Eglises d'Asie

Selon un récent sondage, l’électorat musulman est majoritairement favorable à des formations politiques modérées

Publié le 18/03/2010




Selon un récent sondage dont les résultats ont été publiés dans le Jakarta Post du 19 novembre dernier, l’électorat musulman se déclare majoritairement en faveur des formations politiques modérées. Conduite du 1er au 20 août dernier par l’Institut indonésien de sondages, cette étude montre que les partis démocratiques, pluralistes et modérés remportent beaucoup plus largement l’adhésion des électeurs musulmans que les formations politiques qui fondent leur plate-forme électorale sur l’instauration d’un Etat islamique en Indonésie (1).

Sur les 2 240 personnes interrogées, 1 996, ou 89,1 %, étaient de religion musulmane. Parmi elles, 49,8 % se sont déclarées comme des musulmans “pieux” (‘), les 50,2 % restant se classant parmi les musulmans “laïques” (‘). La distinction proposée aux personnes sondées entre musulmans “pieux” et musulmans “laïques” était fondée sur la fréquence avec laquelle elles priaient, jeûnaient, lisaient le Coran et participaient à des discussions religieuses et des assemblées de prière.

Parmi les musulmans “pieux une courte majorité (un peu plus de 51 %) se dit décidée à voter pour les partis nationalistes, non religieux, tels le Golkar (34,6 %), le parti de l’ancien président Suharto, et le PDI-P (14 %), le parti de l’actuelle présidente Megawati Sukarnoputri. Ils ne sont que 21,4 % à accorder leurs suffrages aux partis appelant à l’application de la charia, soit le PPP (Parti pour le développement uni), le PBB (Parti du croissant et de l’étoile) et le PKS (Parti pour la justice et la prospérité).

Parmi les musulmans “laïques 38,9 % des sondés sont favorables au Golkar et la proportion des partisans du PDI-P grimpe à 30,5 %. Le PPP recueille 11,2 % des intentions de vote et le PKB (Parti du réveil national), parti lié à la Nahdlatul Ulama, la plus importante organisation musulmane de masse du pays, attire 7,8 % des suffrages.

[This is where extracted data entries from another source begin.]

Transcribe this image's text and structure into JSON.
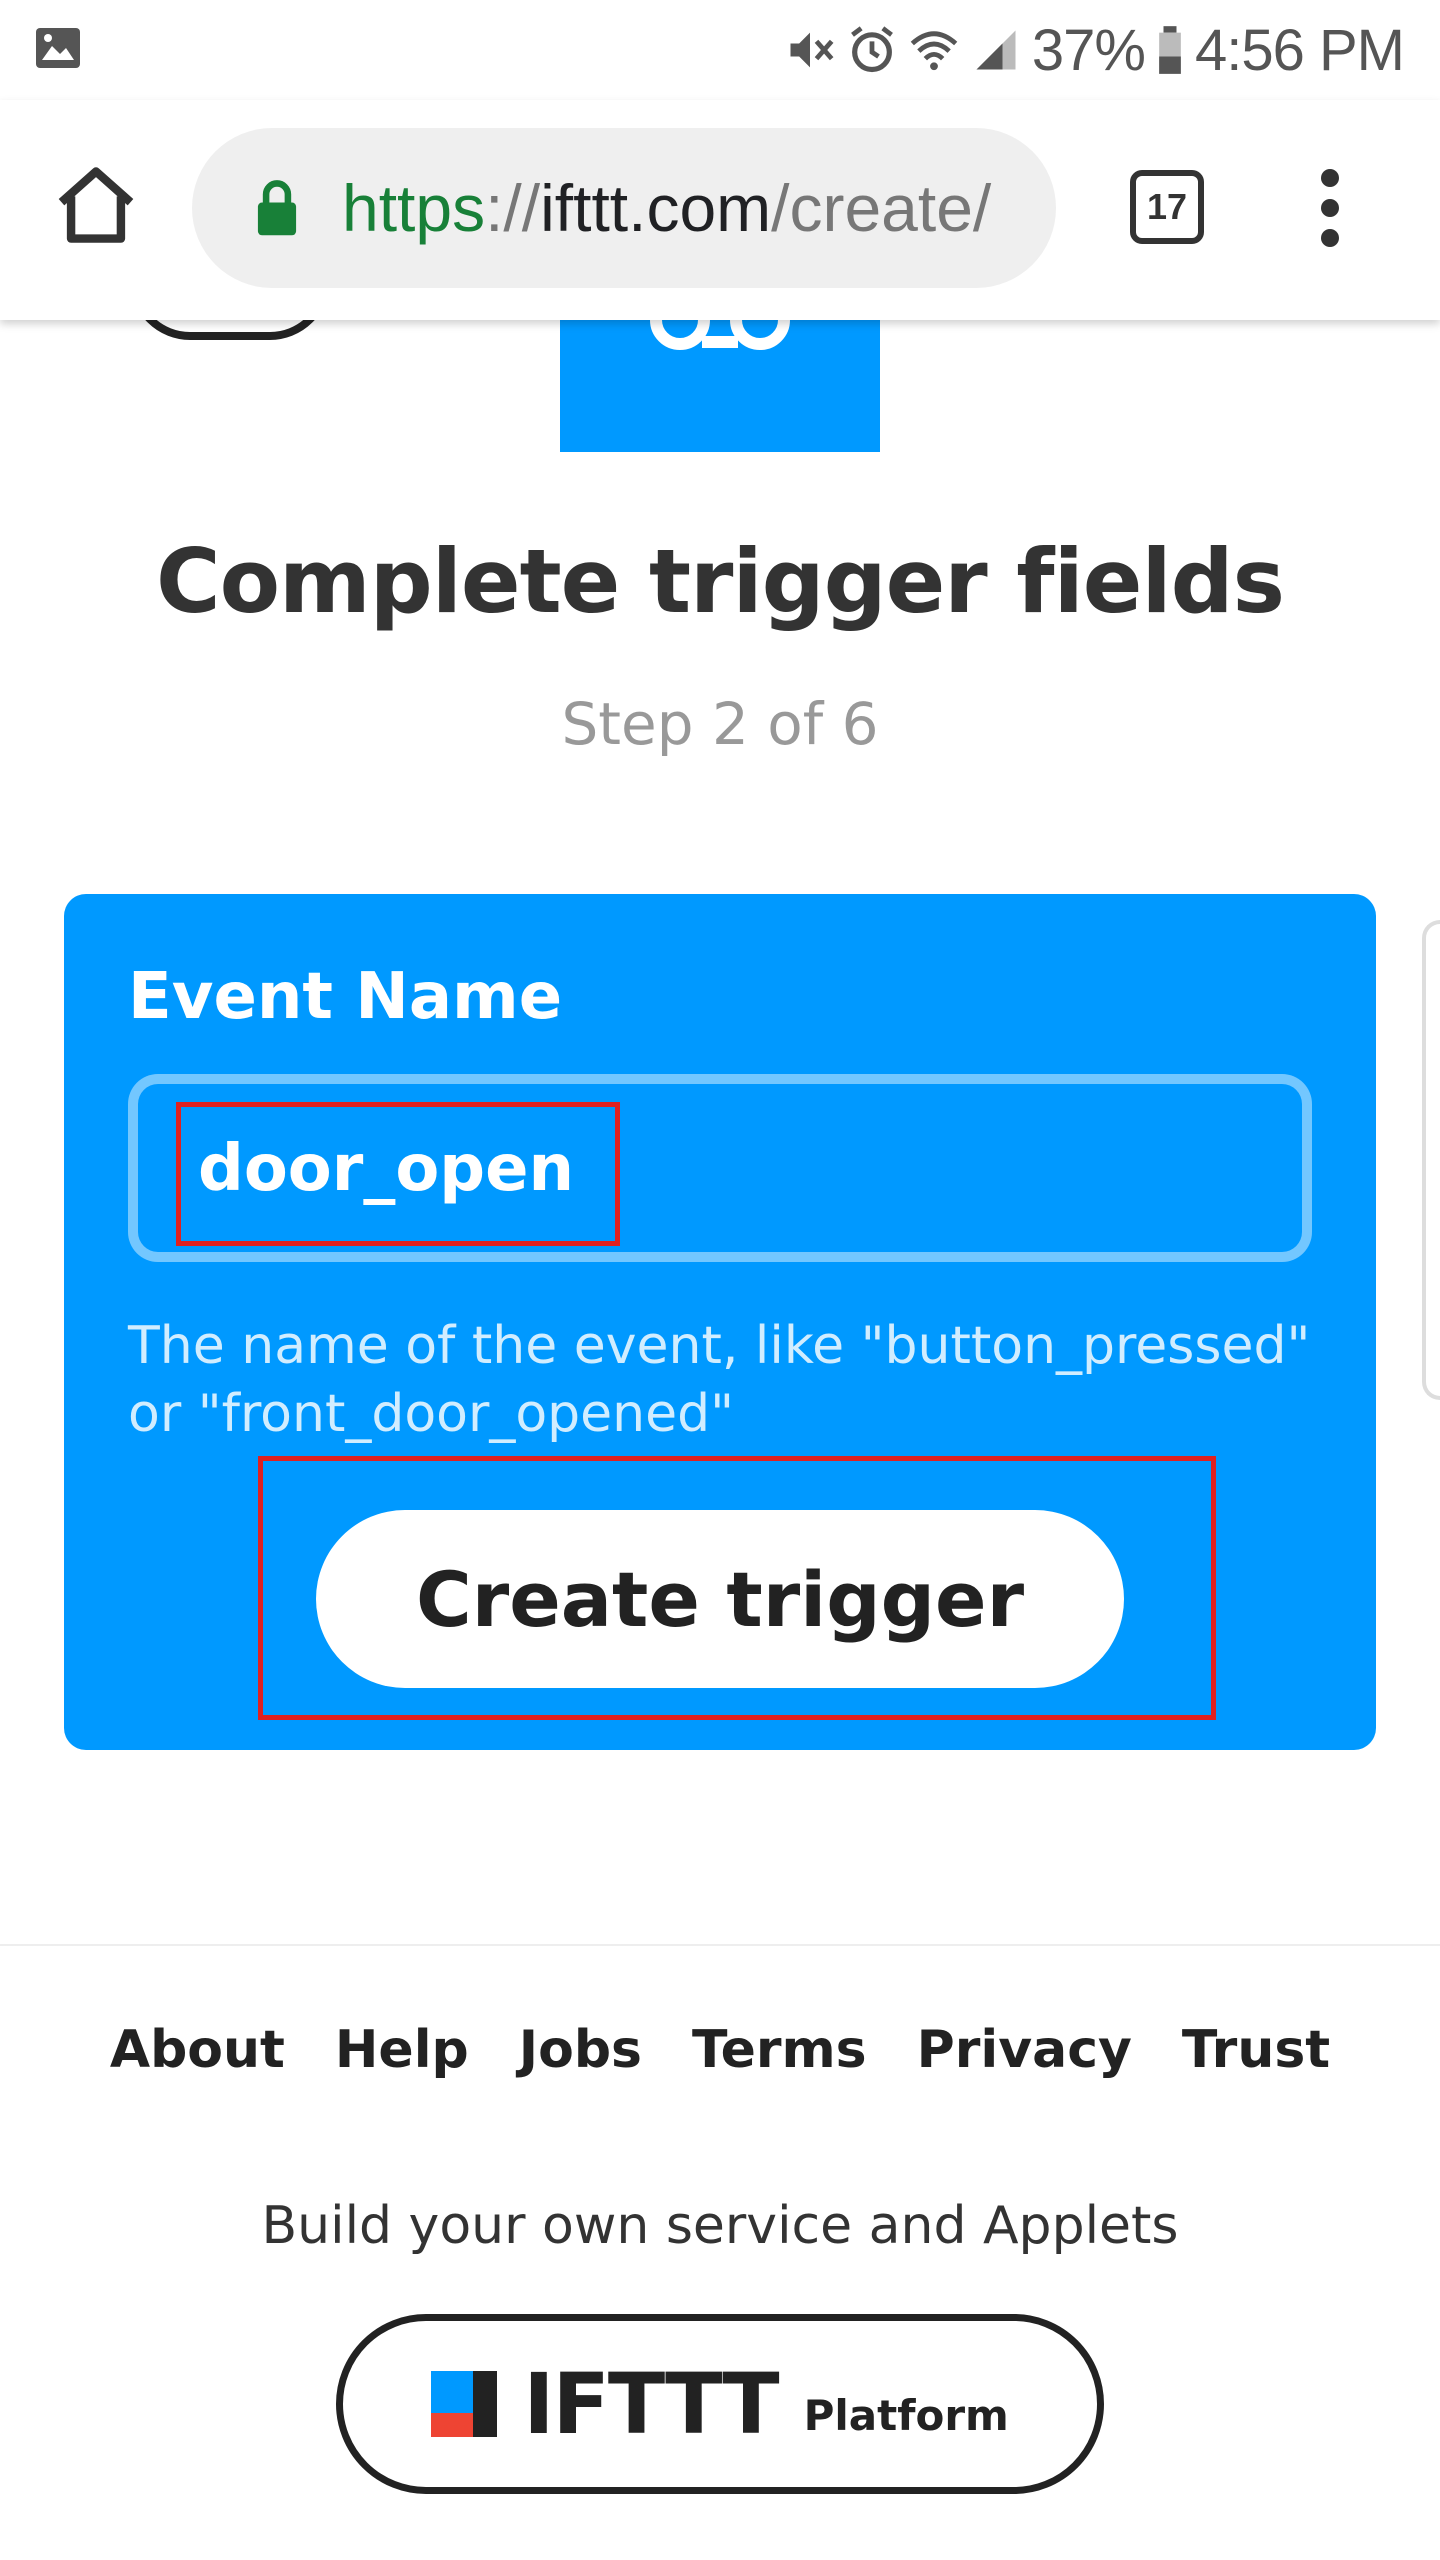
{
  "status_bar": {
    "battery": "37%",
    "time": "4:56 PM",
    "icons": [
      "gallery-icon",
      "mute-icon",
      "alarm-icon",
      "wifi-icon",
      "signal-icon",
      "battery-icon"
    ]
  },
  "browser": {
    "url_scheme": "https",
    "url_separator": "://",
    "url_host": "ifttt.com",
    "url_path": "/create/",
    "tab_count": "17",
    "icons": [
      "home-icon",
      "lock-icon",
      "tabs-icon",
      "more-vert-icon"
    ],
    "accent_secure": "#188038"
  },
  "page": {
    "title": "Complete trigger fields",
    "step": "Step 2 of 6",
    "brand_color": "#0099ff"
  },
  "trigger_form": {
    "field_label": "Event Name",
    "field_value": "door_open",
    "help_text": "The name of the event, like \"button_pressed\" or \"front_door_opened\"",
    "submit_label": "Create trigger"
  },
  "footer": {
    "links": [
      "About",
      "Help",
      "Jobs",
      "Terms",
      "Privacy",
      "Trust"
    ],
    "tagline": "Build your own service and Applets",
    "platform_brand": "IFTTT",
    "platform_word": "Platform"
  }
}
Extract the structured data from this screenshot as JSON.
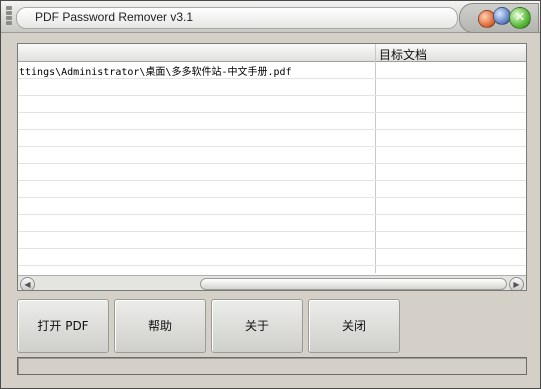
{
  "window": {
    "title": "PDF Password Remover v3.1"
  },
  "list": {
    "columns": [
      "",
      "目标文档"
    ],
    "rows": [
      [
        "ttings\\Administrator\\桌面\\多多软件站-中文手册.pdf",
        ""
      ]
    ]
  },
  "buttons": {
    "open_pdf": "打开 PDF",
    "help": "帮助",
    "about": "关于",
    "close": "关闭"
  },
  "titlebar_buttons": [
    "minimize-orb",
    "maximize-orb",
    "close-orb"
  ],
  "colors": {
    "close_orb": "#58b838",
    "min_orb": "#e07040",
    "max_orb": "#6888c8"
  }
}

Rapportés à la totalité de l’échantillon sondé, les partis qui se sont positionnés clairement comme des partisans de la charia, le PPP, le PBB et le PKS, ne recueillent que 14 % des intentions de vote et, selon l’institut de sondage, n’ont donc pas les moyens de remporter à eux seuls la majorité des voix lors des élections de 2004. L’attitude de l’électorat musulman présente donc un fort contraste avec celle de 1955 (les dernières élections démocratiques avant celles de 1999) où les partis islamiques – au sens large – avaient remporté un peu moins de 44 % des suffrages, mais n’a pas vraiment évolué par rapport au scrutin de 1999 où les partis islamiques n’avaient pas opéré de percée marquante. Selon l’institut de sondage, des leaders identifiés comme des militants de la cause musulmane tels que Yusril Ihza Mahendra, président du PBB, ou même Amien Rais, président du PAN (Parti du mandat national), sont moins populaires auprès de l’électorat musulman que des personnalités nationalistes telles le ministre des Affaires politiques et de la Sécurité, Susilo Bambang Yudhoyono.

Au palmarès de la popularité auprès des musulmans “pieux Susilo Bambang Yudhoyono, avec 13 % de partisans, dépasse d’une courte tête Megawati (11,6 %), l’ancien président Abdurrahman Wahid, du PKB (11,1 %), le président du PPP Hamzah Haz – actuel vice-président de la République d’Indonésie – (9,2 %) ainsi que Yusril Ihza Mahendra et Amien Rais (respectivement, 7,9 % et 7,7 %).

Selon l’institut de sondage, la non-percée des partis islamiques peut s’expliquer par plusieurs facteurs. Trente années de pouvoir autoritaire, sous le régime Suharto, ont contribué à affaiblir la demande d’instauration de la charia dans le pays. L’influence de la Nahdlatul Ulama et de la Muhammadiyah ont été grandes : considérées comme modérées car acquises à l’idée que l’islam est compatible avec la démocratie et ne réclame pas forcément l’instauration d’un Etat islamique, ces institutions ont permis l’essor d’une pensée pluraliste en leur sein. Enfin, l’existence de penseurs modérés, tels Nurcholish Madjid ou Abdurrahman Wahid, et de cercles comme le Réseau libéral musulman, a également joué un rôle dans ce phénomène. Selon l’institut, les groupes extrémistes, “anti-démocratiques et anti-nationalistes ne représentent pas plus de 2 % des 214 millions d’Indonésiens et ne sont pas propres à l’univers musulman.